2018-02-25 18:35:00
Ewa Basak

Liga Mistrzów: Emocje w końcówce meczu! HBC Nantes pokonało Vardar

Gospodarze od początku spotkania prowadzili i systematycznie budowali swoje prowadzenie. W końcówce meczu Vardar jeszcze odrobił starty, ale z wygranej po emocjonującej końcówce może cieszyć się HBC Nantes. 

To spotkanie zapowiadało się arcyciekawe. HBC liczyło na udany rewanż, bo w pierwszym meczu o cztery bramki lepsi byli zwycięzcy Ligi Mistrzów. Po dwunastu kolejkach europejskich rozgrywek drużyna z Francji jest na trzeciej lokacie w grupie, ale do zajmującej drugą lokatę FC Barcelony traciła tylko jeden punkt. Liderem w tabeli grupy A jest Vardar z dobytkiem dwudziestu oczek. 

REKLAMA

Mecz od początku miał bardzo mocne tempo. Od pierwszych minut świetnie spisywał się Cyril Dumoulin. HBC agresywnie grało w defensywie, z którą mieli problemy przyjezdni. Po skutecznym kontrataku Eduardo José Gurbindo Martineza gospodarze wyszli na jednobramkowe prowadzenie. Od tej pory ekipa z Francji budowała różnice bramkową. Wynik systematycznie odskakiwał gościom. 

HBC Nantes rozkręcało się na parkiecie z każdą akcją. Arpad Šterbik Capar nie stanowił zagrożenia dla rywali. Gospodarze błyskawicznie wznawiali swoją grę, z czym nie mógł sobie poradzić Vardar. Zwycięzcy Ligi Mistrzów długo przeprowadzali swój atak.
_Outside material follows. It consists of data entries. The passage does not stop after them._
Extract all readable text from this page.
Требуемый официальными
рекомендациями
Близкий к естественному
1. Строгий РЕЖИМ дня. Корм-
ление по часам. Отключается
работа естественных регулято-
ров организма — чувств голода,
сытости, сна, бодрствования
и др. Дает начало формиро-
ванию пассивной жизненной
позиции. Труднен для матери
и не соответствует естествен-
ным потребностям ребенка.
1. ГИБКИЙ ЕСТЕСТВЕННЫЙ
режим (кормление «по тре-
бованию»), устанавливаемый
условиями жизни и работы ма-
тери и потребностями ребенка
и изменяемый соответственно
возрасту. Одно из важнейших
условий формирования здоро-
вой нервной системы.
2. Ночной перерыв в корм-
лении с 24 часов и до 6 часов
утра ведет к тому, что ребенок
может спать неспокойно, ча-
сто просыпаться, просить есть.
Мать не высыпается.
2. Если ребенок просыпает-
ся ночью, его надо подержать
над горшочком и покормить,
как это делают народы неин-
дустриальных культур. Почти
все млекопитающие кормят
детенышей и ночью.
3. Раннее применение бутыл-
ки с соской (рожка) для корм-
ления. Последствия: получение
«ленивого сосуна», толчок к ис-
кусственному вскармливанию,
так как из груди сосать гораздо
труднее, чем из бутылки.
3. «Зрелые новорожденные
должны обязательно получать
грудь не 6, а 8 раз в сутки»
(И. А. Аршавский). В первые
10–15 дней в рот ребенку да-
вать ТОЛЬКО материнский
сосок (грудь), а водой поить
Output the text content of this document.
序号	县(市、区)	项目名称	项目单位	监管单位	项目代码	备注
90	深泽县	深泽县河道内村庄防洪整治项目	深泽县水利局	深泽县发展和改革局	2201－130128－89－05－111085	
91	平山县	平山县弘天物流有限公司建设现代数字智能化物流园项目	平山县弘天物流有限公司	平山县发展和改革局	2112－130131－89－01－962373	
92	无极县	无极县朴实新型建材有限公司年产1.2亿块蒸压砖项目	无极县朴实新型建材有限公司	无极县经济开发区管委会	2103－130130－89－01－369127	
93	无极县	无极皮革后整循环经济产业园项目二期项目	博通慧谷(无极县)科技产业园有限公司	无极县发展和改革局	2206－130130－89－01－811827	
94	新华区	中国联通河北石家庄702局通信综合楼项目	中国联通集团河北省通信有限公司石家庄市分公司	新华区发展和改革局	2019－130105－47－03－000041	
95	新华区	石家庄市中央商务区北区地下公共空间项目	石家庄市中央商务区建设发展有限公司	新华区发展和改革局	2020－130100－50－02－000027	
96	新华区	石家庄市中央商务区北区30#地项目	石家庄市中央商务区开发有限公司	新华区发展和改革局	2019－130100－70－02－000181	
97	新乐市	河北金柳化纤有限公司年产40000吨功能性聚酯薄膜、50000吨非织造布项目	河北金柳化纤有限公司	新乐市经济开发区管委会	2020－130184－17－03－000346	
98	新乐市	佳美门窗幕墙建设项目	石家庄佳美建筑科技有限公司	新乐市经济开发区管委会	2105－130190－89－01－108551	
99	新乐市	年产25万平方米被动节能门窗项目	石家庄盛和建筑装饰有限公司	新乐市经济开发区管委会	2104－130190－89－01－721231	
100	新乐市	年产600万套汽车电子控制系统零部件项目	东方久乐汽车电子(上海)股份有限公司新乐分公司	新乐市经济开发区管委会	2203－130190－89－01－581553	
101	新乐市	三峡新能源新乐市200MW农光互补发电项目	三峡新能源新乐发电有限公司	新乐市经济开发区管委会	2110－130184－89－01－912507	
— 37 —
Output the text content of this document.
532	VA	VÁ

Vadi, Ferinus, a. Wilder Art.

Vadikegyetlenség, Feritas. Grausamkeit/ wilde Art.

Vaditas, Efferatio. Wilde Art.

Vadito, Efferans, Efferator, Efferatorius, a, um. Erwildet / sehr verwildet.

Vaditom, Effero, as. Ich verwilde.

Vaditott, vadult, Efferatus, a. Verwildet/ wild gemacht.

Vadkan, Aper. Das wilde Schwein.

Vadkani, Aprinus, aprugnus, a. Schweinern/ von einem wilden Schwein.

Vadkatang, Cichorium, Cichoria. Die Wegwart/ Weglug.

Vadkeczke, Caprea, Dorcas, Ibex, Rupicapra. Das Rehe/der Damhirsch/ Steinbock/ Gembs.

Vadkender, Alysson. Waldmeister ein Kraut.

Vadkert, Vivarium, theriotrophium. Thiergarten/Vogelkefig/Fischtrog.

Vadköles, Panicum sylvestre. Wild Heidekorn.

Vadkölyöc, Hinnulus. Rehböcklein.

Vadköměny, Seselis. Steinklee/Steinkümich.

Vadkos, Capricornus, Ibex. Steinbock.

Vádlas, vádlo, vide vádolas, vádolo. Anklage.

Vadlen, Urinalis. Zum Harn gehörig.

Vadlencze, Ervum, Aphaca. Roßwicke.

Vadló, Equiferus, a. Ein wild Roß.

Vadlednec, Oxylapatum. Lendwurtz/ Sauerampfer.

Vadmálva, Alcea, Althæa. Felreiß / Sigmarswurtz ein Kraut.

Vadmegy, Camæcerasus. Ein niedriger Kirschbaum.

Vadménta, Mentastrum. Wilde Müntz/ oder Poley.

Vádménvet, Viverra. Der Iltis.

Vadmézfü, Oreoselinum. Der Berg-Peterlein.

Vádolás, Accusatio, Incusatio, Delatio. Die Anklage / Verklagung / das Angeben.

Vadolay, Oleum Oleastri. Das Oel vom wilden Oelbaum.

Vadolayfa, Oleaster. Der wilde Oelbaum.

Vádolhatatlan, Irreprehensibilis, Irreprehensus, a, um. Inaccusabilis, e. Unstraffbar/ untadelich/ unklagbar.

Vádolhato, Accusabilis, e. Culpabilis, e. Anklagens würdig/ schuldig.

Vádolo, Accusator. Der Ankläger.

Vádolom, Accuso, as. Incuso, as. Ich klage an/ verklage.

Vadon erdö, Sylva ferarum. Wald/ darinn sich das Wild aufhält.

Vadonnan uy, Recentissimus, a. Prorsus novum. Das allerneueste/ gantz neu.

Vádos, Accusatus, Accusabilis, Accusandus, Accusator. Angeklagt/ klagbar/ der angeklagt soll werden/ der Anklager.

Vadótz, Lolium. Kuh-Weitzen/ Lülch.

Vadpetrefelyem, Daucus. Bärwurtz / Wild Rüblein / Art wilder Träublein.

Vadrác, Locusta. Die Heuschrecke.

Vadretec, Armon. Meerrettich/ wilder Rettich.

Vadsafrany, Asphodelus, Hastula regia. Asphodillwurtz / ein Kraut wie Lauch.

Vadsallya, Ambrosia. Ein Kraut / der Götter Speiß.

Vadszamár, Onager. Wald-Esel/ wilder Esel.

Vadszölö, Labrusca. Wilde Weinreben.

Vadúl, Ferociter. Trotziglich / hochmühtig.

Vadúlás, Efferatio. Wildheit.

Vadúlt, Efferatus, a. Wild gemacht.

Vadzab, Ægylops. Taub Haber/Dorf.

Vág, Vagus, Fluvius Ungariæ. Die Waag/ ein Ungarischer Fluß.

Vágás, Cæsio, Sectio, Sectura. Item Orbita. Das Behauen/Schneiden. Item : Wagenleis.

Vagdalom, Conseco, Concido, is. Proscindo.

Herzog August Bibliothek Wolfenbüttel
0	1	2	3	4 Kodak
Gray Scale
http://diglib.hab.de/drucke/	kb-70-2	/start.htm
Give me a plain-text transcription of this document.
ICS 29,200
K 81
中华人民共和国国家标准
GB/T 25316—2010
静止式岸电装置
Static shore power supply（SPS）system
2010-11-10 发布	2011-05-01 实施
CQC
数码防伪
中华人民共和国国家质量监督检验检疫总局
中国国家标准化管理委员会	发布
Jeśli udawało im się przebić przez obronę przeciwników to na posterunku stał znakomity Cyril Dumoulin. Na wynik 7:3 dla Francuzów o czas poprosił Raul Gonzalez. HBC nie zwalniało swojego tempa i w 13. minucie David Balaguer podwyższył przewagę swojego zespołu na 9:4. Co raz większą stratę musiał odrabiać Vardar, który zupełnie się pogubił w spotkaniu. Po pierwszej połowie Anti Thierry miał powody do zadowolenia, bo jego drużyna wysoko wygrywała 18:12. 

Po zmianie stron obraz gry nie uległ zmianie. Vardar rzucił się w pogoń za rywalem, ale na zmniejszenie start dalej nie pozwalał goalkeeper HBC. Znacznie lepiej w drugiej części meczu między słupkami spisywał się Arpad Šterbik. Zawodnicy z Macedonii próbowali zniwelować różnicę bramkową, ale komfort gry miało HBC, które spokojnie rzucało kolejne oczka. 

Dziesięć minut przed zakończeniem spotkania gospodarze prowadzili 25:19. Jednak w kolejnych minutach słabszy okres gry zanotował zespół z Francji, co wykorzystał Vardar zmniejszając stratę do trzech bramek (22:25). Końcowe minuty było bardzo nerwowe. Zwycięzcy Ligi Mistrzów walczyli do samego końca, ale ostatecznie wojnę nerwów wytrzymało HBC Nantes i zwyciężyło 27:26.